Heightened security around nuclear missile silos, including at Minot AFB, remains critical to keeping these sites safe from potential armed intruders. Airmen attached to the 91st TRF play a significant role to this end, and receive specialist training on how to handle potential incidents like the one simulated on April 28.
“TRF is like the tactical commander’s SWAT team if compared to civilian law enforcement,” Col. Chad Gallagher, then-commander of the 91st Security Forces Group, noted in an interview back in 2018. “They get additional training, have more capabilities and a better sense of teamwork as a small unit. If a unit [in the missile field] faces a force that they can’t handle themselves, they call in TRF.”
Alongside extensive training on the defense of missile silos, as well as training on how to recapture and recover them from armed assailants, the unit also conducts training on escorting nuclear convoys to and from launch facilities using various armed vehicles.

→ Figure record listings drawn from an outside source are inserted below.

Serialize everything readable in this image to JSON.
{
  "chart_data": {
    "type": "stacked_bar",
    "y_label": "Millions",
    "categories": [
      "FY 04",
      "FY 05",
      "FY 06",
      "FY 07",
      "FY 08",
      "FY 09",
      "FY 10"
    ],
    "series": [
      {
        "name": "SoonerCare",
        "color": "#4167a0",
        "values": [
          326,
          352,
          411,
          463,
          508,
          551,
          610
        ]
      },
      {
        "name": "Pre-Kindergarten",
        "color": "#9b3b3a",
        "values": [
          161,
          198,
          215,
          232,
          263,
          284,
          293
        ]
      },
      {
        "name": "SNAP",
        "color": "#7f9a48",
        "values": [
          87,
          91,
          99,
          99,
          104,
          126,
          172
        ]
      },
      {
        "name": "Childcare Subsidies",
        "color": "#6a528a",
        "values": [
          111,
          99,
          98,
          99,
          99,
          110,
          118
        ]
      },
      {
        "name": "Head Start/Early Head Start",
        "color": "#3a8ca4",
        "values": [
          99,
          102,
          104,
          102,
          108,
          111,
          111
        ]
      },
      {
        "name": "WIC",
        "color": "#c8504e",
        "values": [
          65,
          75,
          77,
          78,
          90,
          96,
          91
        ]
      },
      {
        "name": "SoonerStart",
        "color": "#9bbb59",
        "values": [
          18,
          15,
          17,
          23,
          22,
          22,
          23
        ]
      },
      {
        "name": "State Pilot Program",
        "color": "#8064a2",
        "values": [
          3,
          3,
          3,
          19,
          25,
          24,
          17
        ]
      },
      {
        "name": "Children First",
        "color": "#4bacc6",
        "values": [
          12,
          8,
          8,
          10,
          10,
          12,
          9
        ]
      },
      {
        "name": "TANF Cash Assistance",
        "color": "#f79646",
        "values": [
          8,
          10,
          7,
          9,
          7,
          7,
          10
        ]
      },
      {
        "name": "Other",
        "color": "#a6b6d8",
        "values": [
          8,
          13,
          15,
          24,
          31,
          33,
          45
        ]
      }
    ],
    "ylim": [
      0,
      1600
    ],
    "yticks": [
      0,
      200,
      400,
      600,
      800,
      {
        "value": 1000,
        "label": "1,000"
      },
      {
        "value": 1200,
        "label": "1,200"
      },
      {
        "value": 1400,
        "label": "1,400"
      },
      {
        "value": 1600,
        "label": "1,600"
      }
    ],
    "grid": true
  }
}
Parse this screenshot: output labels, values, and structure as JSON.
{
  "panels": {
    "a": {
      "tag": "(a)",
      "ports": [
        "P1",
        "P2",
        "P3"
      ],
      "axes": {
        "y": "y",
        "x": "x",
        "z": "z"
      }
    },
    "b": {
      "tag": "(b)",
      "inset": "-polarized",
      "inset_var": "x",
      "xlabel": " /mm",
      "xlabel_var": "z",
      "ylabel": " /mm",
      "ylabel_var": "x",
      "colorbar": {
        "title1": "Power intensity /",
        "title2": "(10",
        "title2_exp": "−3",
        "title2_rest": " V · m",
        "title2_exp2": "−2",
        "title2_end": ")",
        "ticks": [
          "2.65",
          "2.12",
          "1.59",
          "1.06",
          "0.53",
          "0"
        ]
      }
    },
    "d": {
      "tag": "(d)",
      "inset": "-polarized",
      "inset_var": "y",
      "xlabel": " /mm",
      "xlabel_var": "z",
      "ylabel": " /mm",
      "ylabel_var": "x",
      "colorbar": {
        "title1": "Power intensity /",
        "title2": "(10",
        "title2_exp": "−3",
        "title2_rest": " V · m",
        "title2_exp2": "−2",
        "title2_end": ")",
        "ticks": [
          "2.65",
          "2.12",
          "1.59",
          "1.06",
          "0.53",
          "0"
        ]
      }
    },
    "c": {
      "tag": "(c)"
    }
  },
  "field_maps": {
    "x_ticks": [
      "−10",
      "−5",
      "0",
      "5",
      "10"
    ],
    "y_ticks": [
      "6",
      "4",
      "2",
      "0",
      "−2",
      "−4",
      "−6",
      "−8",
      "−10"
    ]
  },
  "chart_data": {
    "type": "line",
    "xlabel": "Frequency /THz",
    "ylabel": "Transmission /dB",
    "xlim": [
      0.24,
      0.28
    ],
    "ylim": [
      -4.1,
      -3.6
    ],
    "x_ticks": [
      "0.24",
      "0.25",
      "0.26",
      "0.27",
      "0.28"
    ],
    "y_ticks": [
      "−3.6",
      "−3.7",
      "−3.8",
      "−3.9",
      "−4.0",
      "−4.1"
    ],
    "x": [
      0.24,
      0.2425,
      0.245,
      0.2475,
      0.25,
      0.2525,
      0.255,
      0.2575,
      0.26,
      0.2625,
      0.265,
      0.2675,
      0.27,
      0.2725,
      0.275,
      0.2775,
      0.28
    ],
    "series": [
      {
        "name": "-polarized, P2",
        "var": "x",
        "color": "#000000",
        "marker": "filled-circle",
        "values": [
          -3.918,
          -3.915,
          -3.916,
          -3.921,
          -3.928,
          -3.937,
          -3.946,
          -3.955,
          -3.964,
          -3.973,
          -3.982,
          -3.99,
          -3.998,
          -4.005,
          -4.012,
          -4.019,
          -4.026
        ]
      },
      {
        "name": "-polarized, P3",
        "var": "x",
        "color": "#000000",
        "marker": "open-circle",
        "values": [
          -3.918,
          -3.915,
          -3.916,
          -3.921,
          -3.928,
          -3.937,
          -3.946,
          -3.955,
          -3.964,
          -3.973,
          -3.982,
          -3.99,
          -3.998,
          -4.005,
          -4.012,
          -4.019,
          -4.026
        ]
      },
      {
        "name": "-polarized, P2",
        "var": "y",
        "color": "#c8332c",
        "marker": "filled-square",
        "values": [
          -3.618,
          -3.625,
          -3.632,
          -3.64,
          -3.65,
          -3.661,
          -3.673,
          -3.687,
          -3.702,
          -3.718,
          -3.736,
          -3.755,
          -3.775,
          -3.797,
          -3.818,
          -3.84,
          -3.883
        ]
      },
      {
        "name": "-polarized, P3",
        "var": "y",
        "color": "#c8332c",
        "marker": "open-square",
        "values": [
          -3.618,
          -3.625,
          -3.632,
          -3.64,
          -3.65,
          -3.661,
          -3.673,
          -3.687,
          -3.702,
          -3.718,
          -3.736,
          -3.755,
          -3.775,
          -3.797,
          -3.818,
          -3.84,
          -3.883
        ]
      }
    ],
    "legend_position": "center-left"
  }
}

It’s likely that, along with Air Force units more broadly, airmen with the 91st TRF will soon be getting their hands on new JLTVs which could supplement or supplant their existing Humvees in training and other operations.
Moreover, with silo-based ICBMs set to be a core component of the USAF and the U.S. nuclear deterrent arsenal for the foreseeable future, the need to defend them with the latest technologies remains critical. As The War Zone has noted, the LGM-30G Minuteman III – first introduced in 1970 and the only land-based ICBM in service in the U.S. – is in the process of being modernized and will eventually be replaced by new LGM-35A Sentinel ICBMs. Indeed, while the Air Force has explored alternatives to traditional nuclear missile silos as of late – such as basing missiles in tunnels or at the bottom of deep lakes – the service has ultimately opted to retain its ground-based silos when it introduces new Sentinal ICBMs.
With that said, the 91st TRF performs an essential duty in providing security to Minot AFB’s nuclear missile silos – and will likely continue to do so in the years to come.